Como não poderia deixar de ser, a mão invisível do setor privado está por trás do movimento de protelar ao máximo o piso. Neste momento, os representantes da saúde privada reivindicam a desoneração da folha de pagamentos para poder bancar o aumento dos salários. Mas, segundo Solange, fazem pouco esforço para obtê-la e se utilizam da liminar do STF (concedida por Barroso) para adiar o pagamento do piso.
Enquanto isso, ficou definido que dois representantes do ministério da Saúde, dois da enfermagem e dois parlamentares elaborarão a minuta da MP que colocará o piso em marcha. “Abrimos o processo de construção das emendas e da lei. Não há o que esperar mais. Temos todos os instrumentos para fazer a MP. Até quinta-feira (2/2) a minuta estará redigida. De posse dela, o governo deve tomar sua posição, assim como o congresso, senão a enfermagem vai parar”, explicou a deputada Alice Portugal, do PCdoB (BA) e oriunda da enfermagem.
Como criticou uma trabalhadora do setor, “para aumentar salário de governantes ou juízes precisa de tanta reunião?” A título de comparação, cada ponto percentual de aumento na taxa de juros (a Selic), decidido em reuniões quase inacessíveis do Comitê de Política Monetária do Banco Central, significa um aumento de R$ 35 bilhões nos pagamentos de serviços da dívida pública brasileira, mecanismo de remuneração do sistema financeiro que engole 50% do orçamento federal. Em 2022, entre janeiro e dezembro, tal taxa saltou de 9,25% para 13,75%. Enquanto isso, o Piso Nacional da Enfermagem, que beneficia cerca de 2,5 milhões de trabalhadores produtivos, tem impacto estimado em R$ 16 bi por ano.

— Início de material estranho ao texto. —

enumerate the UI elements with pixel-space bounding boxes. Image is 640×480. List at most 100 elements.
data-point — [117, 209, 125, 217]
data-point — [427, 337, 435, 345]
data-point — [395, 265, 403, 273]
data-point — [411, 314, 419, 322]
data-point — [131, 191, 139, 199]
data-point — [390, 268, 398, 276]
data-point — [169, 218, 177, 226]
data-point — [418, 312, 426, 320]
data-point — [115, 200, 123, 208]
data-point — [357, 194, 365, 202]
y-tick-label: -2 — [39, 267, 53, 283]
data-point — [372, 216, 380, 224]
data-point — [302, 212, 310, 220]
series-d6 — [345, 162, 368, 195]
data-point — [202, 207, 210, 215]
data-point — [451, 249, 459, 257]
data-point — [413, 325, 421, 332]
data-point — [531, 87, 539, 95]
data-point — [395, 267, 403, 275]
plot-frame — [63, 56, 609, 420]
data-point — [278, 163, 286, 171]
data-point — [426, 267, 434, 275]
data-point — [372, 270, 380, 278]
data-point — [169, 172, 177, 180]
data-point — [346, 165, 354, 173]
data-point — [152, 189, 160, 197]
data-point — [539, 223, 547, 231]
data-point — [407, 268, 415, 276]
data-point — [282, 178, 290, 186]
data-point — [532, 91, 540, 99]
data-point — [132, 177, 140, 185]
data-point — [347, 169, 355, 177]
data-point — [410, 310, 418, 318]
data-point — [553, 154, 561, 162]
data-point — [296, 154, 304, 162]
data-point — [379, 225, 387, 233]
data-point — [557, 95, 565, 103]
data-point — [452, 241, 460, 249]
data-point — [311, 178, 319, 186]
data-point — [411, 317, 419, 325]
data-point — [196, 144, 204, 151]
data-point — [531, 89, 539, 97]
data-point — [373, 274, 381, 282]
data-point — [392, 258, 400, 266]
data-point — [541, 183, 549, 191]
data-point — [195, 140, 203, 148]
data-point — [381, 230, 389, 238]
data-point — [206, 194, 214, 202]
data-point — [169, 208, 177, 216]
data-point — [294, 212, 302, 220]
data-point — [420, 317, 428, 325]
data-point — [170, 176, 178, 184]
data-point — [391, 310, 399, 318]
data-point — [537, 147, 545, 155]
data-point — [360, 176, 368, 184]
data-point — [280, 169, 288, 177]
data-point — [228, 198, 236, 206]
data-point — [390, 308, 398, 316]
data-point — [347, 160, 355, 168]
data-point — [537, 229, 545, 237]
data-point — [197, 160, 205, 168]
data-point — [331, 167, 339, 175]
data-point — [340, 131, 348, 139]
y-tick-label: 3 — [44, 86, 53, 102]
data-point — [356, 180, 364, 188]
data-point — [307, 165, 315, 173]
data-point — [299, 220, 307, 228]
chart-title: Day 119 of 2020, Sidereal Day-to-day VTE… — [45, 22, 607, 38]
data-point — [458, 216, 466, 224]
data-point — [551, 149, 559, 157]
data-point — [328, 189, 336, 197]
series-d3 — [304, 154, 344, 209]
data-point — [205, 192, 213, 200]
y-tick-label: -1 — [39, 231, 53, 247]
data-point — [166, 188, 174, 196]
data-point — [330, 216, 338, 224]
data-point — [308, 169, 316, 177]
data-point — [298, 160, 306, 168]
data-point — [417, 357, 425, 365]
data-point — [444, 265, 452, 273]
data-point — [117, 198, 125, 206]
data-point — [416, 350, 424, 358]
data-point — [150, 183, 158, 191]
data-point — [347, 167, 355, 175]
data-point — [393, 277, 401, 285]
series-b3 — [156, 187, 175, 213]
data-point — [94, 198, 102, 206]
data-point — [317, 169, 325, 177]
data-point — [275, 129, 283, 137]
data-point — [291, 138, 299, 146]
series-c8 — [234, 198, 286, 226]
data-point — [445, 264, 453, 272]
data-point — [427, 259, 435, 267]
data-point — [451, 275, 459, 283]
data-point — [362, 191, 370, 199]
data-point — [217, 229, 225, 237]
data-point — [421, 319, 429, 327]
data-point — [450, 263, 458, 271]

Como dito por Líbia Bellusci, “a enfermagem tem pressa”. Caso a MP não avance, a promessa é de greve para o dia 10 de março. “Tenho convicção que chegaremos a uma solução antes de uma greve. Defendemos o SUS e a enfermagem. O piso já passou por todas as etapas, a enfermagem flexibilizou sua proposta inicial e lutou muito. Já tem fonte de financiamento e agora precisa chegar no contracheque”, afirmou a deputada Jandira Feghali, presente no grupo de trabalho.
“A enfermagem é base de sustentação do sistema de saúde, somos a maior categoria do Brasil, sem a qual não é possível prestar uma assistência qualificada e segura. Precisamos de reconhecimento e valorização e isso só será possível com a efetivação do piso salarial no contracheque dos trabalhadores”, completa Solange Caetano.